After a week at home, we decide it’s time to return to Woodbridge on 20 August, despite the weather forecast . . . Strong winds hamper some of the planned work initially, which included Steve going up the mast! It’s warm and sunny though and the camper van is a ‘safe haven’ from the winds, rocking us to sleep at night . . . While the wind whistles round the masts and rigging, Steve finds plenty to do to improve the galley and there’s the newly renovated fridge to install. It’s over 15 years old, rescued in a sorry state from the sinking in 2007 and sitting at home ever since as a ‘non urgent’ project. With a few parts secured on eBay and some fiddly electronics, it seems to work OK using the solar panel for power.
Steve reserved a lovely piece of teak (salvaged from an old wardrobe a couple of years ago) for the chart table. After cutting to size we spend time checking out how best to design this area to accommodate storage for charts and books, the switch panels, VHF radio etc. We count how many switches we’ll need, and it’s more than the old 8-gang panel, so another item on the ‘research’ list of those more expensive items, along with the fridge options which we’ve been thinking about for a long time having discovered that a small one can cost as much as a huge domestic fridge freezer, and then there’s the issues of keeping it charged without draining the batteries . . .
From chart tables to plumbing . . . We decided a long time ago to have a water tank, rather than water carriers. Installing the foot pump and faucet came to the top of the ‘to do’ list – after several discussions and trial runs about where to site them, or even to abandon the plan altogether!

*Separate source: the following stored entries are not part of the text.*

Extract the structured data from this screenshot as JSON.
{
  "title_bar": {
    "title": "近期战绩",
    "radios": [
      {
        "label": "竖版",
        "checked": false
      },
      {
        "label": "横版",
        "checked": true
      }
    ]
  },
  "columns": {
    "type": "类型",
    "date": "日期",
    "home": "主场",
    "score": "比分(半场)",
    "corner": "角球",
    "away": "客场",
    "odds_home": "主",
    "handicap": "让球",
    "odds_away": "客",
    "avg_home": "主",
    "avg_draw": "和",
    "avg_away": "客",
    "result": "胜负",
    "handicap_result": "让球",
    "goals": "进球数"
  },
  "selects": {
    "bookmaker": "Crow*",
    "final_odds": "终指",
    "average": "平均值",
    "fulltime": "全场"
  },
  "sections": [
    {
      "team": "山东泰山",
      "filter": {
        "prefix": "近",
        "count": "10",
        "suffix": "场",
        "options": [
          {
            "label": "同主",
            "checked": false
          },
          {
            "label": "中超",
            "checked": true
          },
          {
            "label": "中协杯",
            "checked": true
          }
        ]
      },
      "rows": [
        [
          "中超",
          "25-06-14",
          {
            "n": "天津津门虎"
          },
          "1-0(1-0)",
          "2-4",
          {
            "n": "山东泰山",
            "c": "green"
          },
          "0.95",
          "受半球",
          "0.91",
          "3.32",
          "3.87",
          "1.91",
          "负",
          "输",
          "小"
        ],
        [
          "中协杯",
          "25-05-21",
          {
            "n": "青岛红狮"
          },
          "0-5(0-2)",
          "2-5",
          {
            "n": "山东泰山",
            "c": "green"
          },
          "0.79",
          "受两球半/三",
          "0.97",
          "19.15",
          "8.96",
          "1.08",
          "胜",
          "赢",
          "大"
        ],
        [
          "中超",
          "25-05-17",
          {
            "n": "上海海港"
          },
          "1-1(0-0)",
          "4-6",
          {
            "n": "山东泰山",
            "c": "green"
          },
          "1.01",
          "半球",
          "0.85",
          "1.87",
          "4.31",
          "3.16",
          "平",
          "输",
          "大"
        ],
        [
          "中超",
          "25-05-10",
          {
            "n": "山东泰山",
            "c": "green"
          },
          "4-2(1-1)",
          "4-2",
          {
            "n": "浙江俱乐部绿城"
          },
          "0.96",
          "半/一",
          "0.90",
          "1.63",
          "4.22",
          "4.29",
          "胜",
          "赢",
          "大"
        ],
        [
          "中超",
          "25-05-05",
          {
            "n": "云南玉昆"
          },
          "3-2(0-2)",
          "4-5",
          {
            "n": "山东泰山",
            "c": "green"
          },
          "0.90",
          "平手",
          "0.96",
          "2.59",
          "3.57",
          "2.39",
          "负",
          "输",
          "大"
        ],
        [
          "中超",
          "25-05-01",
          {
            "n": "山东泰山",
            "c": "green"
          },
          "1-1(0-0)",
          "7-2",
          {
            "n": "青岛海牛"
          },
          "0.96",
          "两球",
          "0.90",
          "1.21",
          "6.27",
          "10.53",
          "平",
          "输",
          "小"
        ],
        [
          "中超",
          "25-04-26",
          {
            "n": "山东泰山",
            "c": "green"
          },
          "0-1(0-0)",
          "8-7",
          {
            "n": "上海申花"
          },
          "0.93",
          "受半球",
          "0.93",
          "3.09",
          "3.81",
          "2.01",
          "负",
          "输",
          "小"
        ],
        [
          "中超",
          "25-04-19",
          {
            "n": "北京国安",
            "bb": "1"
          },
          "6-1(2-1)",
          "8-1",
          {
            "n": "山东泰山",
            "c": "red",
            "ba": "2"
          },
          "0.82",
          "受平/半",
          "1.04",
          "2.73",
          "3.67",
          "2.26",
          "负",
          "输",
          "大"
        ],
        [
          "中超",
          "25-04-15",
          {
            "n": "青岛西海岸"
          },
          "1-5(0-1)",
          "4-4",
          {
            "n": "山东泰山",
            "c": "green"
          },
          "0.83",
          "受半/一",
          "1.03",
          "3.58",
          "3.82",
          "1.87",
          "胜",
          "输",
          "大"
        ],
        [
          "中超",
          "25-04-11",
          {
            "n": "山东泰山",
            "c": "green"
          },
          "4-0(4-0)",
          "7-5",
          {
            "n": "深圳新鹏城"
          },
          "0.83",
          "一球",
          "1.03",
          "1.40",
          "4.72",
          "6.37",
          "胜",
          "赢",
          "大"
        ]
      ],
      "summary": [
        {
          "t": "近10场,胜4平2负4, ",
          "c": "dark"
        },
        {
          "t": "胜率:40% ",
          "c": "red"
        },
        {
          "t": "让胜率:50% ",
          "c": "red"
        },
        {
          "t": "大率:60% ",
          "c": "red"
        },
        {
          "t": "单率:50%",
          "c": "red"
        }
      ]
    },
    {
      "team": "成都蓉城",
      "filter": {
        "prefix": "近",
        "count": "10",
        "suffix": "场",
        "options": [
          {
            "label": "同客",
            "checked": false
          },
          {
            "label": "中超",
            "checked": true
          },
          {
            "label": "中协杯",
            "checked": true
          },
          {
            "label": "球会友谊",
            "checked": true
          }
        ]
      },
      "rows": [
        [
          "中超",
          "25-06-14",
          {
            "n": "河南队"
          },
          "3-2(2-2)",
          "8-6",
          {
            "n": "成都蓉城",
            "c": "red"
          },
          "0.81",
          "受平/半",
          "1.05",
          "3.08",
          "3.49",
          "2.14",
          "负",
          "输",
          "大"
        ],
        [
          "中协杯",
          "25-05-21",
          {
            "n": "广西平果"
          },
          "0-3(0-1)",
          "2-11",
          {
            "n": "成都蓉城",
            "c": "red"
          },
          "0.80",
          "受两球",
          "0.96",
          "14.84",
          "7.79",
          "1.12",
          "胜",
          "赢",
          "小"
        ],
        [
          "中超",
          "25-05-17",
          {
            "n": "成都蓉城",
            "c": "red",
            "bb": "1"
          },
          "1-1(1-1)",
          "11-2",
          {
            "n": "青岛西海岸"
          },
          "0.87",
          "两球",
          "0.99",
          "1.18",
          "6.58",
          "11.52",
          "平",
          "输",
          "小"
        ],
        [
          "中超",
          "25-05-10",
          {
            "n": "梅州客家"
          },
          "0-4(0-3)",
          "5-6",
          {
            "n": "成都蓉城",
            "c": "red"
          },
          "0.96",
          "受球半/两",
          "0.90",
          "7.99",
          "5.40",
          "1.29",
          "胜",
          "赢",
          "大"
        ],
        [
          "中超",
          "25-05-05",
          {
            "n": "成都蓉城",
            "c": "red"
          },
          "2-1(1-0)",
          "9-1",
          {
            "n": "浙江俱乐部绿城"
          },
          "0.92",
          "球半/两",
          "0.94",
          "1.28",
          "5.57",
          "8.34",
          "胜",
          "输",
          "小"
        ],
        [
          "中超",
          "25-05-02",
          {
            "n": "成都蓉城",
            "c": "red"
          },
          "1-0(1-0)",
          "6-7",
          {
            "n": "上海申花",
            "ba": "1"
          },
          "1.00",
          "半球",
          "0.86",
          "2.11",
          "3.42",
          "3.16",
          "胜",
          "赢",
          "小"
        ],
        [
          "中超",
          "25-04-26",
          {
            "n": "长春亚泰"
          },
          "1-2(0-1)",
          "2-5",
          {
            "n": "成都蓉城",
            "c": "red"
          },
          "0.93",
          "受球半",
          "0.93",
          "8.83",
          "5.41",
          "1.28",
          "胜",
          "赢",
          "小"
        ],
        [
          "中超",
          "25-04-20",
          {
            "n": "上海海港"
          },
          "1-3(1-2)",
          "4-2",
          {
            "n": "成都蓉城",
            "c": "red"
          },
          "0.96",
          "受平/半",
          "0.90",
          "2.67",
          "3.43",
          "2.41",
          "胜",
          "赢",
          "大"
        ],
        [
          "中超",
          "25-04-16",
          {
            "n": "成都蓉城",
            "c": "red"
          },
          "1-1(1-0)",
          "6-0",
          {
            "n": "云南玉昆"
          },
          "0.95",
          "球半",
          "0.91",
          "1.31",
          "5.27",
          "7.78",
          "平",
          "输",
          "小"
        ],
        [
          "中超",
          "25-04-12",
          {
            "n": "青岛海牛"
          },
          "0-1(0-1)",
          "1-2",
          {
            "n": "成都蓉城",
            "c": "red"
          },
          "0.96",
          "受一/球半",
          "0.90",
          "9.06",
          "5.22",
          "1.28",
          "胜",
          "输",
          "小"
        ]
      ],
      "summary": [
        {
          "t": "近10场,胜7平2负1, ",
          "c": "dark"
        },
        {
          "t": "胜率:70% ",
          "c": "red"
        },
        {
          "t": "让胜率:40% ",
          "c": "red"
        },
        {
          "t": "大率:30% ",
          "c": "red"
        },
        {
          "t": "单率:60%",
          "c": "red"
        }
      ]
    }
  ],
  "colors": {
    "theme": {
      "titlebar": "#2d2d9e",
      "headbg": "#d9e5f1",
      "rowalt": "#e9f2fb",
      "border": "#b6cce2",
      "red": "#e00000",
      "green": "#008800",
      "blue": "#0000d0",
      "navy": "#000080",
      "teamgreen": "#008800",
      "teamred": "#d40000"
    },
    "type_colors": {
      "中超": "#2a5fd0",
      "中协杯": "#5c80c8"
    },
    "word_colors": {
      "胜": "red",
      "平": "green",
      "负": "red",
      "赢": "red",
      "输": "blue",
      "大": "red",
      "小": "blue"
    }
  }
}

After connecting the foot pump and experimenting with the faucet, Steve came up with the ingenious idea to secure it to the bulkhead where it’s at the right height and can be twisted out of the way when not needed. After a bit of testing for water levels, the pump works perfectly to fill the kettle and washing up bowls. We’re not having a sink with plug hole, preferring the ‘bucket and chuck-it’ option. We’re not re-installing the heads either to keep the number of ‘through the hull’ holes to a minimum.